33 Odjęte jest wesele i radość z Karmela i z ziemie Moab, i wino z pras pobrałem: a tłoczący wino nie będzie zwykłéj pobudki śpiewał. [4]
34 Od wołania Hesebon aż do Eleale i Jasa puścili głos swój: od Segor aż do Oronaim, cielice trzecioletniéj: wody téż Nemrym bardzo złe będą.
35 I odejmie z Moab, mówi Pan, ofiarującego na wyżynach i ofiarującego bogom swoim.
36 Przeto serce moje nad Moabem jako piszczałki piszczeć będzie: serce téż moje nad mężami muru ceglanego wypuści głos piszczałek; bo więcéj czynił, niźli mógł, przeto zaginęli.
37 Bo każda głowa łysina, a każda i broda ogolona będzie: na wszystkich rękach więzy, a na każdym grzbiecie włosienica. [5]
38 Po wszystkich dachach Moabowych i po ulicach jego wszelakie narzekanie; bom skruszył Moaba, jako naczynie niepożyteczne, mówi Pan.
39 Jako zwyciężon jest i krzyczeli! Jako spuścił szyję Moab i zawstydził się! i będzie Moab naśmiewiskiem i przykładem wszystkim w okolicy jego.
40 To mówi Pan: Oto jako orzeł przyleci a wyciągnie skrzydła swe na Moaba.
41 Wzięto Karyoth, i zamki pobrano: a będzie serce mocarzów Moab onego dnia, jako serce niewiasty rodzącéj.
42 I przestanie Moab być ludem; bo się przeciw Panu chlubił.
43 Strach i dół i sidło nad tobą, o obywatelu Moab! mówi Pan.
44 Kto uciecze przed strachem, wpadnie do dołu, a kto wylezie z dołu, poiman będzie sidłem; bo przywiodę na Moaba rok nawiedzenia ich, mówi Pan. [6]

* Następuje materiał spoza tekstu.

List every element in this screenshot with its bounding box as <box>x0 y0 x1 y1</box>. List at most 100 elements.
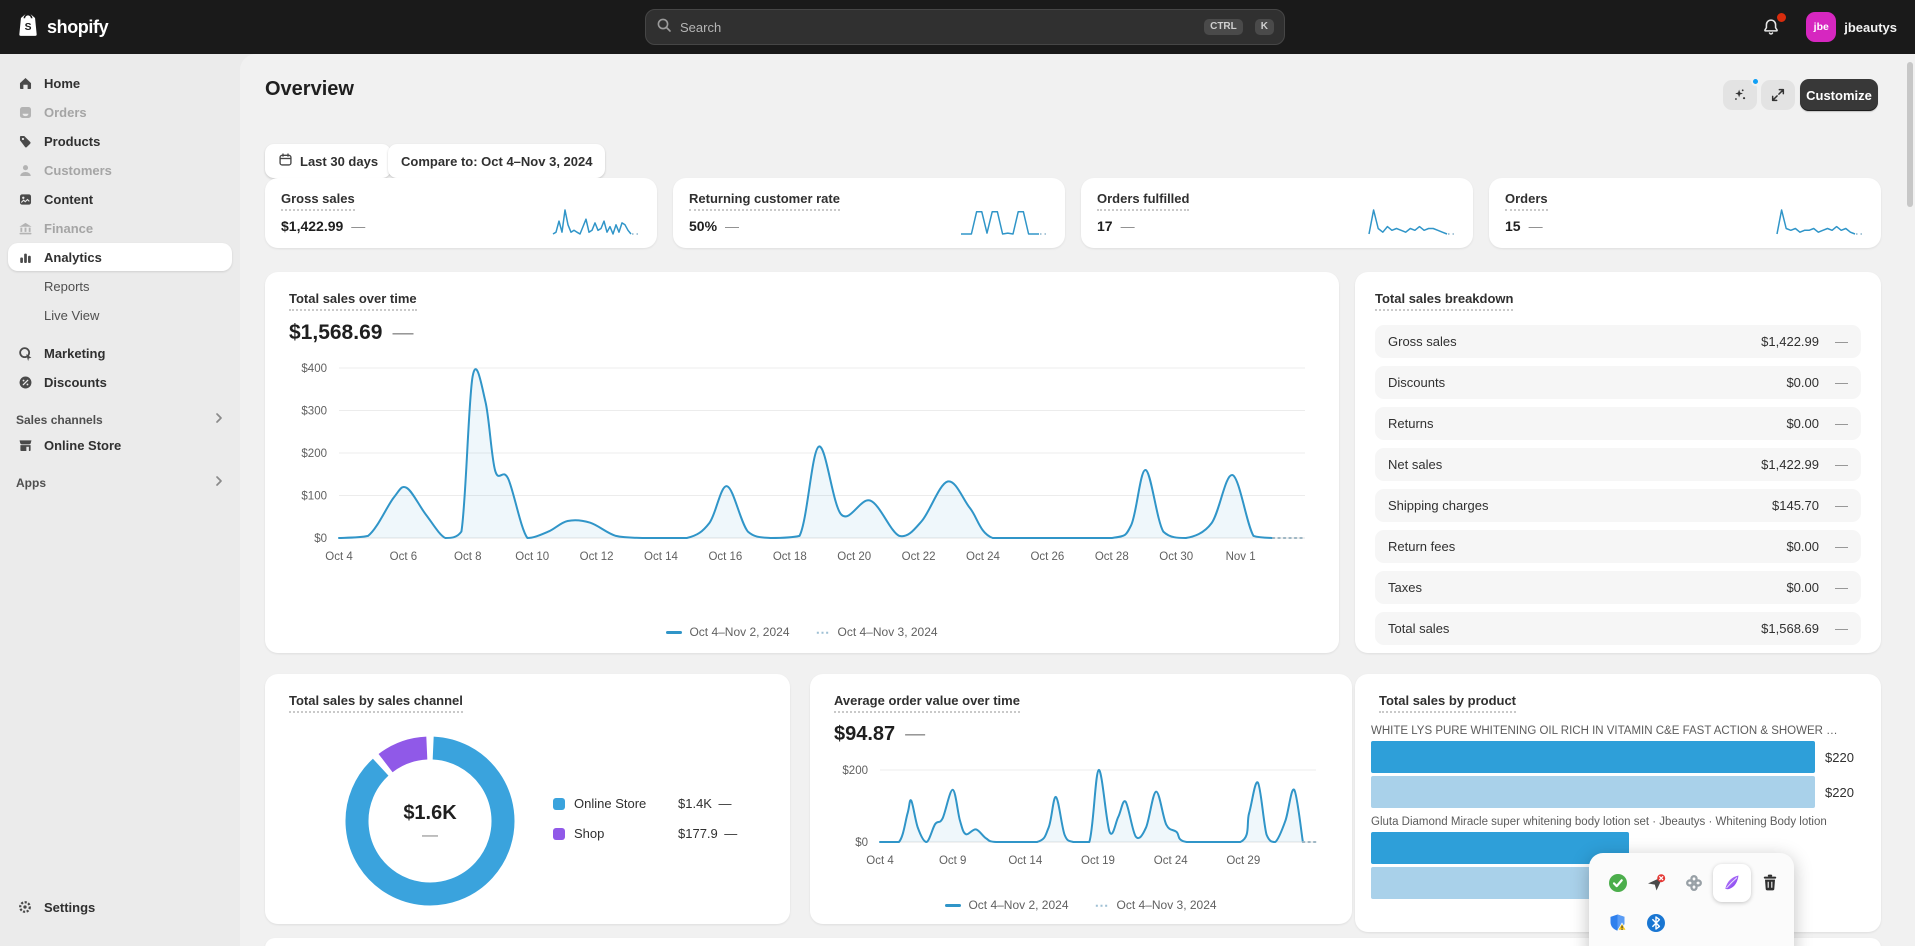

45 W cieniu Hesebon stanęli z sidła uciekający; bo ogień wyszedł z Hesebon, a płomień z pośrodku Seon i pożre część Moab i wierzch synów rozruchu.
46 Biada tobie, Moab! zginąłeś, ludu Chamos; bo zabrano syny twoje i córki twoje w niewolą.
47 I wrócę poimanie Moab w ostateczne dni, mówi Pan. Dotąd sądy Moab.